We next examined the families of cadherins, intermediate filament proteins, and keratins (Supplementary Table S14CE, Supplementary Material online), which are significantly prone to gene conversion (table 7). Intermediate filament proteins and keratins showed ideal combinations of physical properties (Supplementary Table S14D,E, Supplementary Material online): small distances within pairs, contiguous cluster sizes between three and five, and small synonymous differences per synonymous site. Because they contain only a small numbers of pairs, their high gene conversion incidence are well accounted for by this "lucky combination" of favorable conditions. The cadherin family, however, does not look perfect (Supplementary Tables S14C, Supplementary Material online). The pair distances fall within 167 kb, and the pairs belong to contiguous clusters that are either small, with sizes between three and five, or large, with sizes between 10 and 14. And their synonymous differences are not necessarily small enough. These observations indicate that cadherins might have been under some selective pressure that favors the occurrence of gene conversion. We also looked into the functional categories of "nine cysteins of GPCR" and "immunoglobulin V type" (Supplementary Table S14F,G, Supplementary Material online), which are significantly immune to gene conversion (when using the whole set of quartets, table 7). The former category turned out to be endowed with the "worst combination" of conditions that disfavor gene conversion: most of the gene pairs are unlinked or in the remotest category, have two members belonging to different contiguous clusters, and have large synonymous differences per synonymous site. The category of immunoglobulin V type is harder to interpret. Although it abounds with physically remotest pairs (and those with "unknown" linkage), it also contains quite a few pairs in physically closer categories. And it is rich in pairs with small synonymous differences. It seems difficult for the physical properties alone to explain this paucity of gene conversion in this family, which is suggestive of some biology underneath the evolution of this family.
In Silico Verifications of the Robustness of Our Results
In order to alleviate the concern that our data preparation might entail some artifacts, we checked the robustness of our main results by comparing them with those of independent analyses conducted with three different sets of input data. The three input data sets were prepared by using (1) the HOVERGEN database (Duret, Mouchiroud, and Gouy 1994
), (2) a set of syntenic ortholog candidates, and (3) the simpler, standard, alignment construction.
Supplementary Table S15AC (Supplementary Material online) summarizes the results of these comparisons. As we can see, (1) the quartets constructed from HOVERGEN entries give positive quartets whose proportion of 22% (=29/134) is similar to that obtained from our set of quartets (Supplementary Table S15A, Supplementary Material online; table 1); (2) the refined set of 676 syntenic quartets contains a larger proportion of positive quartets (175/676 = 26%) than our whole set does (488/2,641 = 18%, Supplementary Table S15B, Supplementary Material online), which should be attributable to the enrichment of quartets with conserved orientation (Supplementary Table S2, Supplementary Material online; tables 2 and 4); and (3) our masked alignments yield more stringent results of statistical tests than the standard alignments do (Supplementary Table S15C, Supplementary Material online), suggesting that our masking method did reduce false positives.
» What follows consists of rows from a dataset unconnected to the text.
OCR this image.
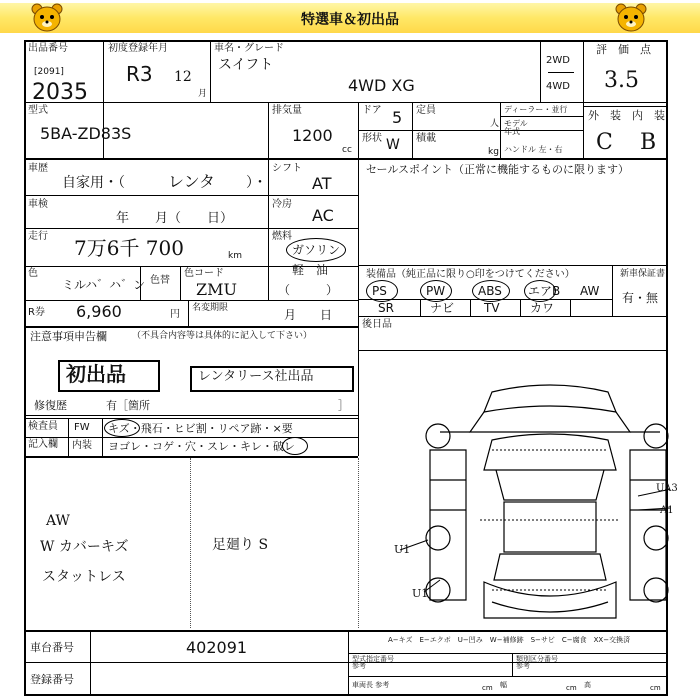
特選車＆初出品
出品番号
[2091]
2035
初度登録年月
R3 12
月
車名・グレード
スイフト
4WD XG
2WD
4WD
評　価　点
3.5
型式
5BA-ZD83S
排気量
1200
cc
ドア 5 定員
人
形状 W 積載
kg
ディーラー・並行
モデル
年式
ハンドル 左・右
外　装　内　装
C B
車歴
自家用・（	レンタ ）・
車検
年　　月（　　日）
走行 7万6千 700	km
色
ミルハ゛ハ゛ン 色替
色コード
ZMU
R券 6,960	円
名変期限	月　　日
シフト
AT
冷房
AC
燃料
ガソリン
軽　油
（　　　）
セールスポイント（正常に機能するものに限ります）
装備品（純正品に限り○印をつけてください）
PS	PW	ABS エアB AW
SR	ナビ TV	カワ
新車保証書
有・無
後日品
注意事項申告欄	（不具合内容等は具体的に記入して下さい）
初出品	レンタリース社出品
修復歴	有［箇所	］
検査員
記入欄
FW キズ・飛石・ヒビ割・リペア跡・×要
内装 ヨゴレ・コゲ・穴・スレ・キレ・破レ
AW
W カバーキズ
スタットレス
足廻り S	U1
U1
UA3
A1
車台番号	402091
登録番号
A−キズ　E−エクボ　U−凹み　W−補修跡　S−サビ　C−腐食　XX−交換済
型式指定番号
参考
類別区分番号
参考
車両長 参考	cm 幅	cm 高	cm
Comparison (3) revealed 19 quartets that were positive when using masked alignments but gray when using standard alignments. Inspection of the alignments showed that each putative gene conversion tract straddled a masked region that contains type 1 sites. Because it was difficult to judge whether these positive calls were false or authentic, we reassigned the gray status to these 19 quartets. This reduced the number of positive quartets from 507 to 488. This reassignment of the status has already been, and will always be, reflected in Results and Discussion except this subsection.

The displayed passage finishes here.